Another type of fat carried in your blood that maybe you haven’t heard of is known as triglycerides. Most of the body’s fat tissue is in the form of triglycerides, stored for use as energy. Triglycerides are obtained primarily from fat in foods. High triglyceride levels may increase your risk of heart disease.
Like choresterol triglycerides are common types of fats (lipids) that are essential for good health when present in normal amounts. They account for about 95 percent of the body’s fatty tissue. Triglycerides are present in food as well as manufactured by the body.Abnormally high triglyceride levels are associated with a number of diseases and conditions, such as cirrhosis (a disease of the liver), underactive thyroid gland diabetes and pancreatitis (inflammation of the pancreas).

High triglyceride levels are also associated with known risk factories for heart disease such as low levels of HDL (“good”)cholesterol , high levels of LDL (“bad”) cholesterol and obesity Additionally, triglycerides may contribute to a type of thickening of artery walls, a physical change believed to be a predictor of hardening of the arteries .

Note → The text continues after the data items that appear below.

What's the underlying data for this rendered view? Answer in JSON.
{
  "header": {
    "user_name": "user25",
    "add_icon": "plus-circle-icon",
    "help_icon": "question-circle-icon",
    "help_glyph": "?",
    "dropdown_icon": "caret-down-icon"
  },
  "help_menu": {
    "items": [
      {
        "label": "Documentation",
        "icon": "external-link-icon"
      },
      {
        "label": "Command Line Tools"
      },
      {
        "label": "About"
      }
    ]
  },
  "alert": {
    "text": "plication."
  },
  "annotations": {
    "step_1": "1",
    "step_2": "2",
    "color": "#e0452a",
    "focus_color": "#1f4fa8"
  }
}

Blood Colesterol and Dietary Colesterol

It may surprise you to know that our bodies make all the cholesterol we need. When your doctor takes a blood test to measure your cholesterol level, the doctor is actually measuring the amount of circulating cholesterol in your blood, or your blood cholesterol level. About 85 percent of your blood cholesterol level is endogenous, which means it is produced by your body. The other 15 percent or so comes from an external source — your diet. Your dietary cholesterol originates from meat, poultry, fish, seafood and dairy products. It’s possible for some people to eat foods high in cholesterol and still have low blood cholesterol levels. Likewise, it’s possible to eat foods low in cholesterol and have a high blood cholesterol level.

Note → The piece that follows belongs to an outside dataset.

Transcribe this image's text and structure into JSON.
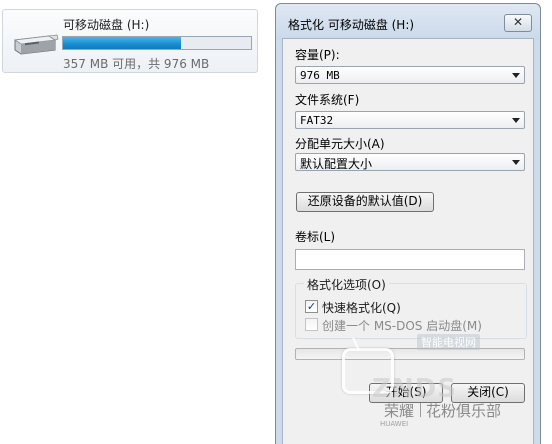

So, why is there so much talk about cholesterol in our diet? It’s because the level of cholesterol already present in your blood can be increased by high consumption of cholesterol and saturated fat in your diet. This increase in dietary cholesterol has been associated with atherosclerosis ; the build-up of plaques that can narrow or block blood vessels. (Think about what happens to your kitchen drain pipes when you pour chicken fat down the sink.) If the coronary arteries of the heart become blocked, a heart attack can occur. The blocked artery can also develop rough edges. This can cause plaques to break off and travel, obstructing blood vessels elsewhere in the body. A blocked blood vessel in the brain can trigger a stroke.